A atriz Catherine Deneuve, de 74 anos, e outras 99 mulheres francesas denunciaram esta terça-feira uma campanha anti masculina depois do escândalo Harvey Weinstein e dos escândalos de abusos sexuais em Hollywood que se seguiram. Dizem a campanha #Metoo, contra o assédio é sexual, é demasiado "puritana" e tem por base o "ódio aos homens".

São já vários os movimentos - com os Globos de Ouro a serem também uma demonstração - contra os casos de assédio e abuso sexual, que se refletiram em larga escala nas redes sociais em todo o mundo, França incluída.

"Esta vontade de mandar os homens para o matadouro, em vez de ajudar as mulheres a serem mais autónomas, ajuda os inimigos da liberdade sexual", dizem as mulheres numa carta aberta escrita no Le Monde e citada pela Reuters.

O direito masculino de "importunar" uma mulher é essencial na liberdade sexual, dizem as cem mulheres, que voltam a descrever as campanhas como demasiado "puritanas".

Marlen Schiappa, ministra francesa que está incumbida de lutar contra a violência contra as mulheres, disse à Reuters que o escândalo de Weinstein forçou a repensar a atitude contra o assédio sexual na França.
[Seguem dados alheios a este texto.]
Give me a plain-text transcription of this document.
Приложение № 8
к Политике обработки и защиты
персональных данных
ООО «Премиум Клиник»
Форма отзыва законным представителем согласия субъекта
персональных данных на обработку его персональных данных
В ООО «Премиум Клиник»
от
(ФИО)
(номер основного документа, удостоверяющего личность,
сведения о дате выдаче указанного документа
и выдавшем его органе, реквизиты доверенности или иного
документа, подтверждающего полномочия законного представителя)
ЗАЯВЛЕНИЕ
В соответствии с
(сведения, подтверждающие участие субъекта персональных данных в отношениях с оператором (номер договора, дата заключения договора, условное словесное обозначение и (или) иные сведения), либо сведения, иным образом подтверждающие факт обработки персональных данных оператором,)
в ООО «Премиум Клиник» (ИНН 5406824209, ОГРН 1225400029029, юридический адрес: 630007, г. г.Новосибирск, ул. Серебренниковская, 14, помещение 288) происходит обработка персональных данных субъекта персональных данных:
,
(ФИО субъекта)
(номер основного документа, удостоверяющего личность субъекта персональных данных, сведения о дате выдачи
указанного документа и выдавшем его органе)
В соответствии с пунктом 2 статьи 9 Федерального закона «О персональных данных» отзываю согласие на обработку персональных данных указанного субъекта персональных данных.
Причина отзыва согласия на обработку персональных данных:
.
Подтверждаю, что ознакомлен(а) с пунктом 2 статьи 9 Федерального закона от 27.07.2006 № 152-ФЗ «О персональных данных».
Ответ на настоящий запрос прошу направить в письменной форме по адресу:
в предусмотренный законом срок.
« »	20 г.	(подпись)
Schiappa tem consultado a nível nacional a hipótese de criar leis que incluam mais medidas, preventivas e punitivas, no que toca ao assédio sexual.

"A justiça vigilante (online) tem punido os homens nos seus trabalhos, forçando-os a demitirem-se, quando tudo o que eles fizeram foi tocar um joelho ou tentar roubar um beijo", escrevem também as mulheres. "Defendemos o direito à importunação, que é vital para a liberdade sexual", acrescentam.